James Robertson and Eric Sink took away different perspectives than I from Paul Graham's Great Hackers article. They both have some great points that I hadn't thought about, but it seems they took a much stronger offense than I.
- Another is when you have to customize something for an individual client's complex and ill-defined needs. To hackers these kinds of projects are the death of a thousand cuts.

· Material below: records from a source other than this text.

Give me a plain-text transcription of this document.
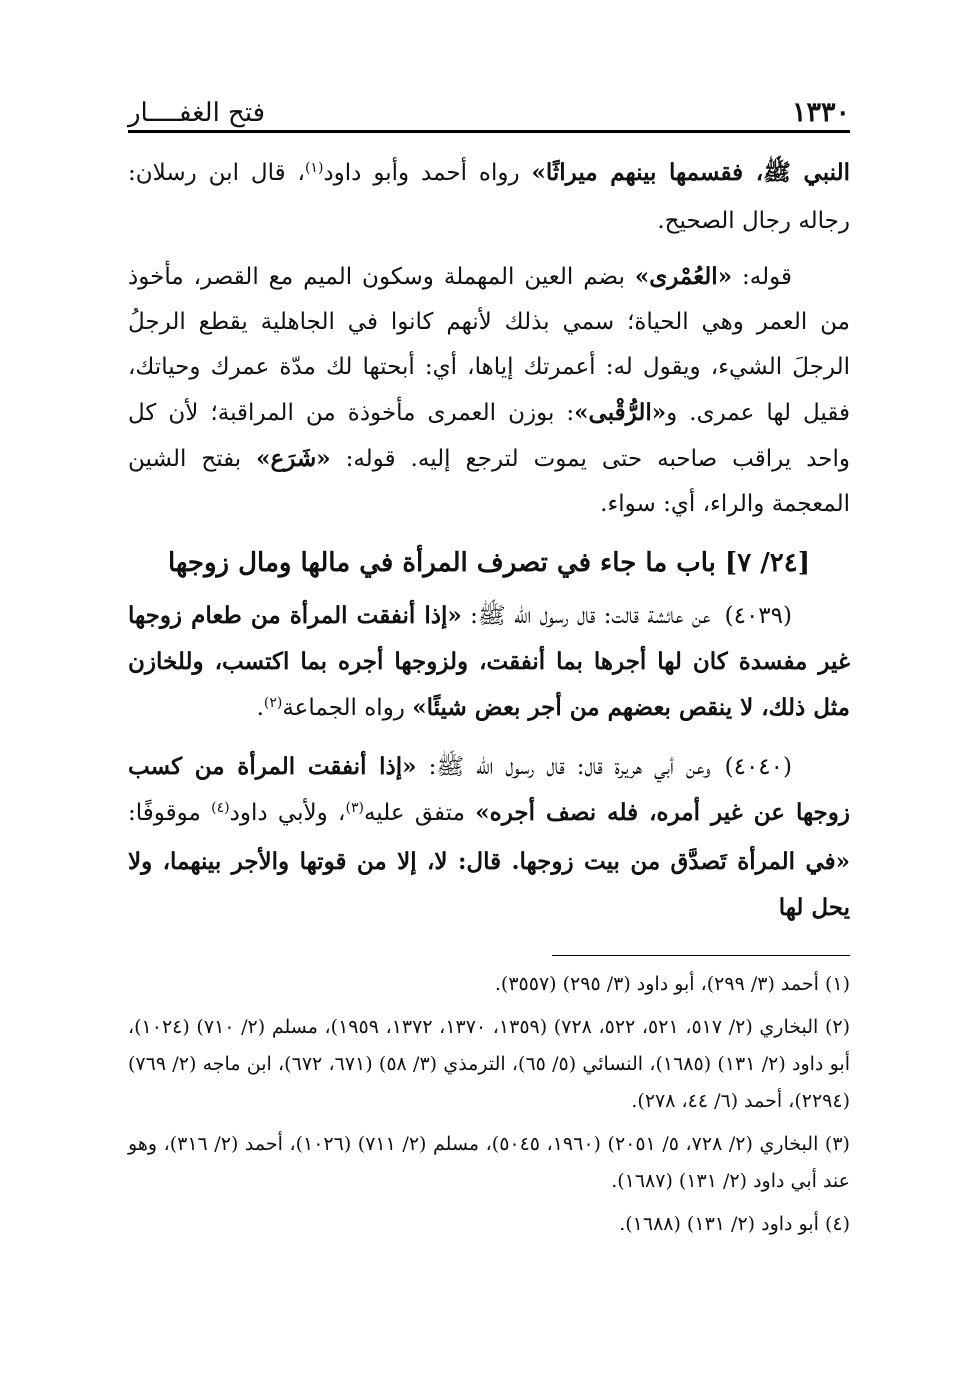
١٣٣٠
فتح الغفــــار

النبي ﷺ، فقسمها بينهم ميراثًا» رواه أحمد وأبو داود$^{(١)}$، قال ابن رسلان: رجاله رجال الصحيح.

قوله: «العُمْرى» بضم العين المهملة وسكون الميم مع القصر، مأخوذ من العمر وهي الحياة؛ سمي بذلك لأنهم كانوا في الجاهلية يقطع الرجلُ الرجلَ الشيء، ويقول له: أعمرتك إياها، أي: أبحتها لك مدّة عمرك وحياتك، فقيل لها عمرى. و«الرُّقْبى»: بوزن العمرى مأخوذة من المراقبة؛ لأن كل واحد يراقب صاحبه حتى يموت لترجع إليه. قوله: «شَرَع» بفتح الشين المعجمة والراء، أي: سواء.

[٢٤/ ٧] باب ما جاء في تصرف المرأة في مالها ومال زوجها

(٤٠٣٩)عن عائشة قالت: قال رسول الله ﷺ: «إذا أنفقت المرأة من طعام زوجها غير مفسدة كان لها أجرها بما أنفقت، ولزوجها أجره بما اكتسب، وللخازن مثل ذلك، لا ينقص بعضهم من أجر بعض شيئًا» رواه الجماعة$^{(٢)}$.

(٤٠٤٠)وعن أبي هريرة قال: قال رسول الله ﷺ: «إذا أنفقت المرأة من كسب زوجها عن غير أمره، فله نصف أجره» متفق عليه$^{(٣)}$، ولأبي داود$^{(٤)}$ موقوفًا: «في المرأة تَصدَّق من بيت زوجها. قال: لا، إلا من قوتها والأجر بينهما، ولا يحل لها

(١) أحمد (٣/ ٢٩٩)، أبو داود (٣/ ٢٩٥) (٣٥٥٧).

(٢) البخاري (٢/ ٥١٧، ٥٢١، ٥٢٢، ٧٢٨) (١٣٥٩، ١٣٧٠، ١٣٧٢، ١٩٥٩)، مسلم (٢/ ٧١٠) (١٠٢٤)، أبو داود (٢/ ١٣١) (١٦٨٥)، النسائي (٥/ ٦٥)، الترمذي (٣/ ٥٨) (٦٧١، ٦٧٢)، ابن ماجه (٢/ ٧٦٩) (٢٢٩٤)، أحمد (٦/ ٤٤، ٢٧٨).

(٣) البخاري (٢/ ٧٢٨، ٥/ ٢٠٥١) (١٩٦٠، ٥٠٤٥)، مسلم (٢/ ٧١١) (١٠٢٦)، أحمد (٢/ ٣١٦)، وهو عند أبي داود (٢/ ١٣١) (١٦٨٧).

(٤) أبو داود (٢/ ١٣١) (١٦٨٨).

My take on this when I read it was the all too common trait of working on a project where the other developers didn't think about the client's problems at all or just hacked their way through it. I like thinking about design and solving the "icky" client problems in an elegant way. It disturbs me when my views are not shared and some developers just want to hack and slash without any thought of design. But, I see where James and Eric took this to mean working on client code was beneath great hackers. And now after reading more closely, they are right. Graham feels like he's a little too full of himself on this one(he's always written his essays in a overblown type of way and I've liked them for this). I still love Paul for being honest about Java and for being one of the few to be vocal about how bad it is. But, I should have read closer on this one. Eric's article was especially good. I guess my take is that a great hackers are those that get the job done for the client quicker and cleaner. In other words, they get the job and you don't have to spend a lot of time maintaining their code. A great hacker also has no problems maintaining his own code. Any developer that doesn't want to maintain his own code should not be a developer.